Use the image to answer the question.
A drawing shows a circle showing diameter on top of a sector of a circle showing slant height. A double-headed arrow crossing the center of the circle is labeled as d equals diameter. A dotted double-headed arrow is drawn from the top point of the sector of the circle to a point along the curved edge. The arrow is labeled as lower L equals slant height.
Chem Tech makes paper cones used to filter liquids in lab experiments. To make the paper cones, the company starts with the net of the shape, where the slant height is needed. The company wants the height of the cones to be 6 cm. If they make the diameter 13 cm, what must the slant height be? Use the Pythagorean Theorem and round the answer to the nearest tenth.
(1 point)
Responses
2.5 cm
2.5 cm
8.8 cm
8.8 cm
11.5 cm
11.5 cm
14.3 cm
14.3 cm
To find the slant height, we can use the Pythagorean theorem. The height of the cone is given as 6 cm and the diameter is given as 13 cm.
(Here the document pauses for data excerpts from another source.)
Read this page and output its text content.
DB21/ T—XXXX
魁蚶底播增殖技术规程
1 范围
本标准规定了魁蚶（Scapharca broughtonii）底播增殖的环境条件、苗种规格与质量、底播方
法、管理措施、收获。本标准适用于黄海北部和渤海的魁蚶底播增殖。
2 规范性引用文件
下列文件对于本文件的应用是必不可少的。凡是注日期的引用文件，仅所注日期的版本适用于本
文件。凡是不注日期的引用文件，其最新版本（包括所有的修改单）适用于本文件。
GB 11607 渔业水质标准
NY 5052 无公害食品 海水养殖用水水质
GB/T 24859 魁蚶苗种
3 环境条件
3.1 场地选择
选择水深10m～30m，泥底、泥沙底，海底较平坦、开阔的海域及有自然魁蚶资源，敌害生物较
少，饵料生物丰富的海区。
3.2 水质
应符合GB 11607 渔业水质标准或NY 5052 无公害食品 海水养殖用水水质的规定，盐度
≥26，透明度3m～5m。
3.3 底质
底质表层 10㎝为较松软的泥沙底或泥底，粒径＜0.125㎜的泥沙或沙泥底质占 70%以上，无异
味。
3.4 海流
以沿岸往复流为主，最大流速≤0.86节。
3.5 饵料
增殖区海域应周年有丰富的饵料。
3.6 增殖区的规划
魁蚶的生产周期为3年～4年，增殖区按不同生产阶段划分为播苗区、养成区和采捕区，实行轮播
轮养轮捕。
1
Let's label the slant height as 'x'. Now, we can use the Pythagorean theorem:
x^2 = (6 cm)^2 + (13 cm/2)^2
x^2 = 36 cm^2 + 42.25 cm^2
x^2 = 78.25 cm^2
Taking the square root of both sides:
x ≈ 8.8 cm
Therefore, the slant height should be approximately 8.8 cm.
To answer this question, we can use the Pythagorean Theorem, which states that in a right triangle, the square of the hypotenuse (the side opposite the right angle) is equal to the sum of the squares of the other two sides.
In this case, the hypotenuse is the slant height, the longer side of the right triangle. The other two sides are the height and the radius (half of the diameter), forming a right triangle within the sector of the circle.
Given that the height of the cone is 6 cm and the diameter is 13 cm, we can find the radius by dividing the diameter by 2: radius = 13 cm / 2 = 6.5 cm.
Using the Pythagorean Theorem, we can set up the equation:
slant_height^2 = height^2 + radius^2
Substituting the known values:
slant_height^2 = 6^2 + 6.5^2
Simplifying:
slant_height^2 = 36 + 42.25
slant_height^2 = 78.25
To find the slant height, we take the square root of both sides:
slant_height = √(78.25)
Using a calculator, we find that the square root of 78.25 is approximately 8.8 cm.
Therefore, the slant height of the paper cone should be approximately 8.8 cm.
To find the slant height of the paper cone, we can use the Pythagorean Theorem. The Pythagorean Theorem states that in a right triangle, the square of the hypotenuse (the side opposite the right angle) is equal to the sum of the squares of the other two sides.
In this case, the diameter of the base of the cone (d) is the base of the right triangle, and the slant height (L) is the hypotenuse.
Given:
Height of the cone (h) = 6 cm
Diameter of the base (d) = 13 cm
The radius of the base (r) is half of the diameter, so r = d/2 = 13/2 = 6.5 cm.
We can now use the Pythagorean Theorem:
L^2 = r^2 + h^2
L^2 = (6.5)^2 + (6)^2
L^2 = 42.25 + 36
L^2 = 78.25
Taking the square root of both sides:
L = √78.25
L ≈ 8.8 cm
Therefore, the slant height of the cone should be approximately 8.8 cm.